Published June 16, 2009 04:06 pm -
Bringing up the past in Germany
By Mark Pace
Embedded somewhere in the cobwebs of the darkening lost memories of time is my forgotten episode of how John W. Dale of Rossville and I delved into some significant historical events in Germany. These included such subjects as the victory there of Jesse Owens, a black American who won four gold medals in the 1936 Olympics in Berlin, and later when Dale saw both of the two notorious European warlords together, German dictator Adolf Hitler and Italy’s Benito Mussolini.
True, what I learned was not modern nor breaking news. However, during my 80 years of involvement in the newspaper industry, my first interview with him in 1996 was from a witness of worldwide history in the making.
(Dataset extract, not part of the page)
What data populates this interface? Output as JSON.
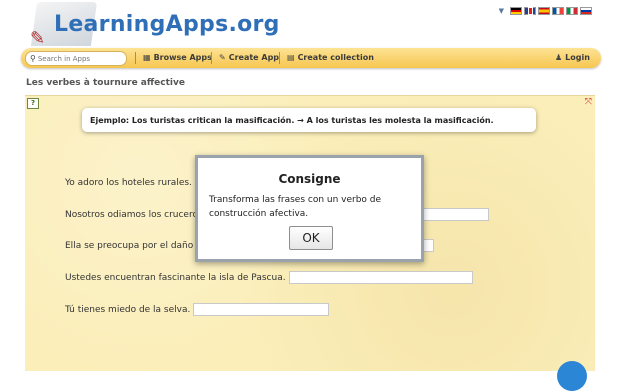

Dale, accompanied by his wife, Alyadean, 60 years after the above events, attended the 60th annual membership meeting of North Georgia Electric Membership Corp. (NGEMC) in the Northwest Georgia Trade and Convention Center in Dalton.
I was walking through the crowd, greeting friends and making photographs when I noticed a couple I did not remember ever seeing there before. I first was attracted by the shirt of bright colors and designs the man was wearing.
He was a volunteer on the 1996 Olympics in Atlanta. The colored rings and designs on his shirt identified him as an Olympic volunteer. He was with the 4th Brigade Tennessee Defense Force in the Ocoee River area, serving as a volunteer with military security, as well as with language skills with foreign ambassadors, athletes and their coaches.
He qualified for the position due to his ability to speak languages in four tongues: English, Russian, Greek and Czechoslovakian.
Dale pointed out that this was not his first World Olympics experience because, as a young boy, he served on worker assignments at the 1936 World Olympics in Germany. As he pointed out a number of incidents that occurred there, my interest in our conversation skyrocketed at the velocity of a missile fired from a cannon.
It continued into additional conversations later after he mentioned other incidents of great and expanding interest.
A native of Germany, Dale was born in Bresslau of Catholic heritage. The family lived most of their lives in Hanover, and it was the wish of his grandmother that he enter the priesthood.
At age 9 as a Pathfinder, a Roman Catholic group, his assignment was picking up trash from just outside the Berlin stadium while getting views of the 1936 Olympics as America’s Jesse Owens outran track competitors.
“I heard the crowds cheering,” he recalled, “and suddenly it got quiet. I knew something was wrong. That’s when Owens won the Olympics foot race and Hitler got up and walked out of the stadium.”
That was not the only major event for him. The second one could well go on record for him having seen both Hitler and Mussolini together.
In 1936, at age 11, when he was automatically enlisted into the Hitler Youth Group, he was standing on assignment at a railroad crossing in Hanover. To his surprise, in a stationary train, he saw both Hitler and Mussolini seated together in a car and chatting.